Audience: The audience crosses the fields of obstetrics, pediatric surgery, and neonatology, with chapters of some interest to cardiologists and perhaps radiologists. The three editors are well-qualified authors from three centers of fetal surgery in the U.K., the U.S., and the Netherlands. To author the 22 chapters, they have assembled 92 contributors, drawn heavily from their own centers but including experts from around the world.
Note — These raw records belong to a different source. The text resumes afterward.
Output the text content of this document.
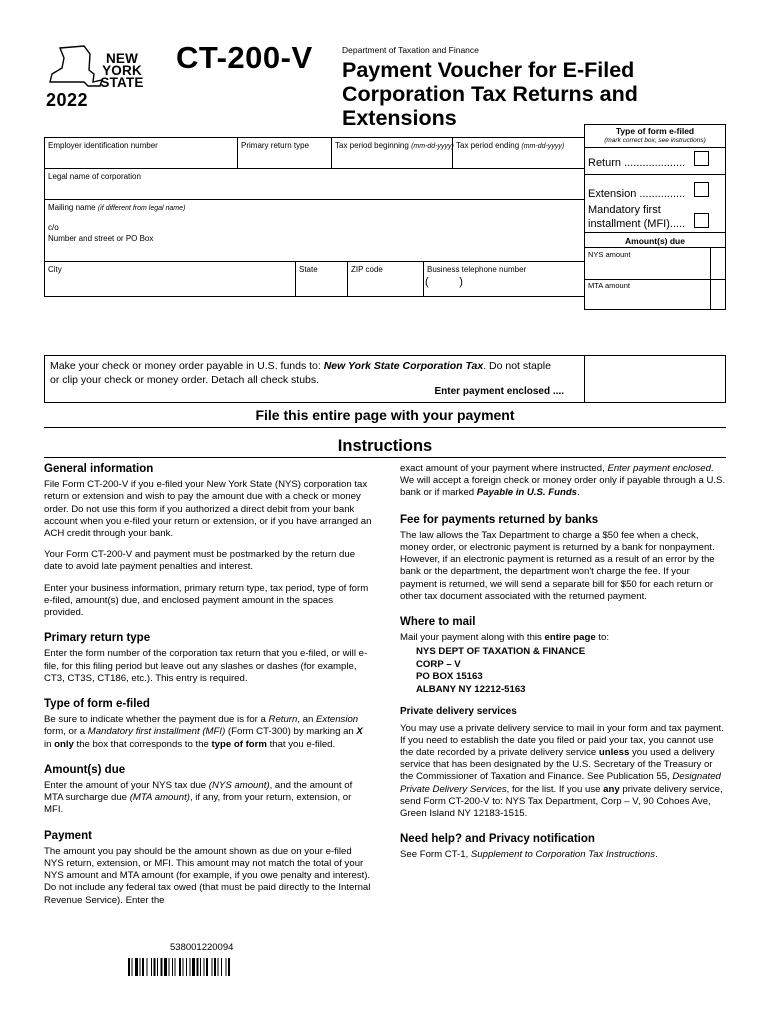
NEW
YORK
STATE
2022
CT-200-V	Department of Taxation and Finance
Payment Voucher for E-Filed
Corporation Tax Returns and
Extensions
Employer identification number	Primary return type	Tax period beginning (mm-dd-yyyy) Tax period ending (mm-dd-yyyy)
Legal name of corporation
Mailing name (if different from legal name)
c/o
Number and street or PO Box
City	State	ZIP code	Business telephone number
(          )
Type of form e-filed
(mark correct box; see instructions)
Return ....................
Extension ...............
Mandatory first
installment (MFI).....
Amount(s) due
NYS amount
MTA amount
Make your check or money order payable in U.S. funds to: New York State Corporation Tax. Do not staple
or clip your check or money order. Detach all check stubs.
Enter payment enclosed ....
File this entire page with your payment
Instructions
General information

File Form CT-200-V if you e-filed your New York State (NYS) corporation tax return or extension and wish to pay the amount due with a check or money order. Do not use this form if you authorized a direct debit from your bank account when you e-filed your return or extension, or if you have arranged an ACH credit through your bank.

Your Form CT-200-V and payment must be postmarked by the return due date to avoid late payment penalties and interest.

Enter your business information, primary return type, tax period, type of form e-filed, amount(s) due, and enclosed payment amount in the spaces provided.

Primary return type

Enter the form number of the corporation tax return that you e-filed, or will e-file, for this filing period but leave out any slashes or dashes (for example, CT3, CT3S, CT186, etc.). This entry is required.

Type of form e-filed

Be sure to indicate whether the payment due is for a Return, an Extension form, or a Mandatory first installment (MFI) (Form CT-300) by marking an X in only the box that corresponds to the type of form that you e-filed.

Amount(s) due

Enter the amount of your NYS tax due (NYS amount), and the amount of MTA surcharge due (MTA amount), if any, from your return, extension, or MFI.

Payment

The amount you pay should be the amount shown as due on your e-filed NYS return, extension, or MFI. This amount may not match the total of your NYS amount and MTA amount (for example, if you owe penalty and interest). Do not include any federal tax owed (that must be paid directly to the Internal Revenue Service). Enter the

exact amount of your payment where instructed, Enter payment enclosed. We will accept a foreign check or money order only if payable through a U.S. bank or if marked Payable in U.S. Funds.

Fee for payments returned by banks

The law allows the Tax Department to charge a $50 fee when a check, money order, or electronic payment is returned by a bank for nonpayment. However, if an electronic payment is returned as a result of an error by the bank or the department, the department won't charge the fee. If your payment is returned, we will send a separate bill for $50 for each return or other tax document associated with the returned payment.

Where to mail

Mail your payment along with this entire page to:

NYS DEPT OF TAXATION & FINANCE
CORP – V
PO BOX 15163
ALBANY NY 12212-5163
Private delivery services

You may use a private delivery service to mail in your form and tax payment. If you need to establish the date you filed or paid your tax, you cannot use the date recorded by a private delivery service unless you used a delivery service that has been designated by the U.S. Secretary of the Treasury or the Commissioner of Taxation and Finance. See Publication 55, Designated Private Delivery Services, for the list. If you use any private delivery service, send Form CT-200-V to: NYS Tax Department, Corp – V, 90 Cohoes Ave, Green Island NY 12183-1515.

Need help? and Privacy notification

See Form CT-1, Supplement to Corporation Tax Instructions.

538001220094
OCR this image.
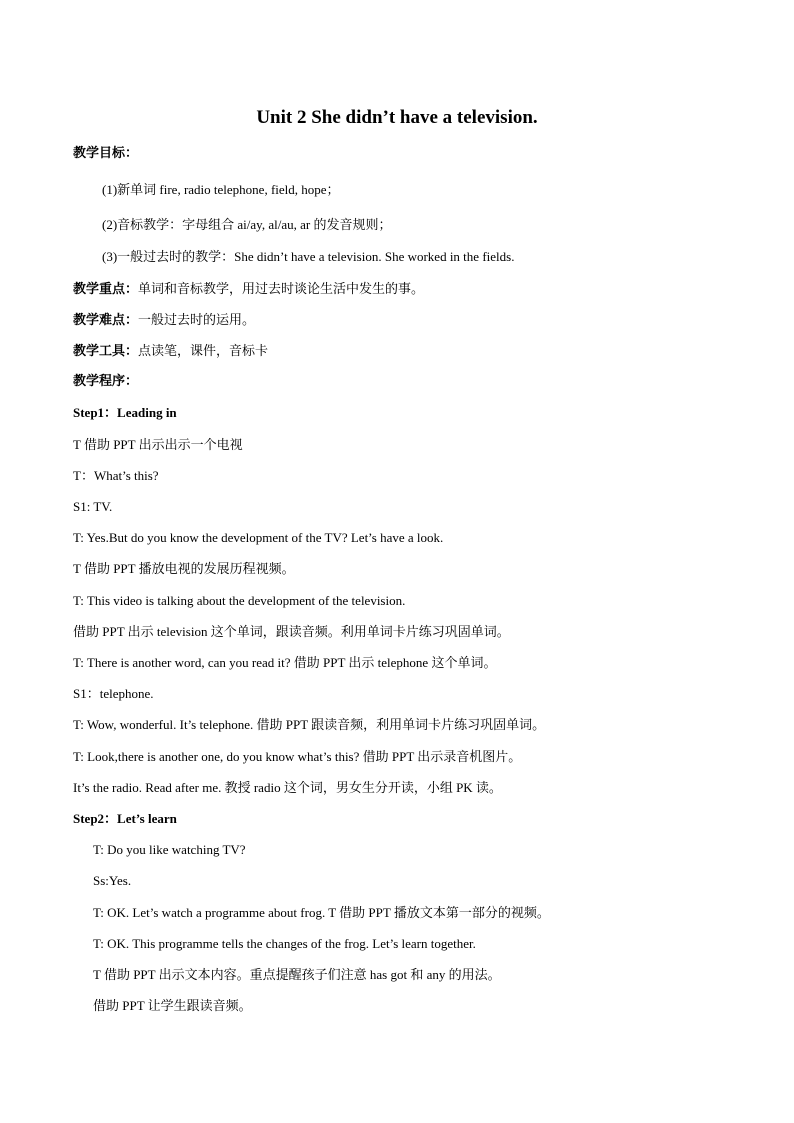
Unit 2 She didn’t have a television.
教学目标：
(1)新单词 fire, radio telephone, field, hope；
(2)音标教学：字母组合 ai/ay, al/au, ar 的发音规则；
(3)一般过去时的教学：She didn’t have a television. She worked in the fields.
教学重点：单词和音标教学，用过去时谈论生活中发生的事。
教学难点：一般过去时的运用。
教学工具：点读笔，课件，音标卡
教学程序：
Step1：Leading in
T 借助 PPT 出示出示一个电视
T：What’s this?
S1: TV.
T: Yes.But do you know the development of the TV? Let’s have a look.
T 借助 PPT 播放电视的发展历程视频。
T: This video is talking about the development of the television.
借助 PPT 出示 television 这个单词，跟读音频。利用单词卡片练习巩固单词。
T: There is another word, can you read it? 借助 PPT 出示 telephone 这个单词。
S1：telephone.
T: Wow, wonderful. It’s telephone. 借助 PPT 跟读音频，利用单词卡片练习巩固单词。
T: Look,there is another one, do you know what’s this? 借助 PPT 出示录音机图片。
It’s the radio. Read after me. 教授 radio 这个词，男女生分开读，小组 PK 读。
Step2：Let’s learn
T: Do you like watching TV?
Ss:Yes.
T: OK. Let’s watch a programme about frog. T 借助 PPT 播放文本第一部分的视频。
T: OK. This programme tells the changes of the frog. Let’s learn together.
T 借助 PPT 出示文本内容。重点提醒孩子们注意 has got 和 any 的用法。
借助 PPT 让学生跟读音频。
Features: Essentially this book has two sections: a short introductory section of five chapters (general principles) that covers topics such as risk, ethics, rationales, and embryology, and a section of 17 chapters that are disease specific (fetal disease, pathogenesis, and principles). In this section, contributors discuss very specific diagnostic problems, usually in short, well-paced presentations that focus on diagnosis, treatment, complications, and outcomes. These topics begin with blood problems (red cell alloimmunization and platelet problems), progress to structural heart disease, then problems involving twin blood flow and renal, pulmonary, and neural tube malformations. Of course, the book concludes with a chapter that looks toward the future and international cooperation.
Assessment: This is a handsome book that surveys the current state of the field of fetal intervention. It is thorough, well written, well illustrated with mixed black-and-white and color illustrations. It is a good, standard primer of where this field stands today and only has the disadvantage of being quickly outdated by the rapidly changing world of fetal care.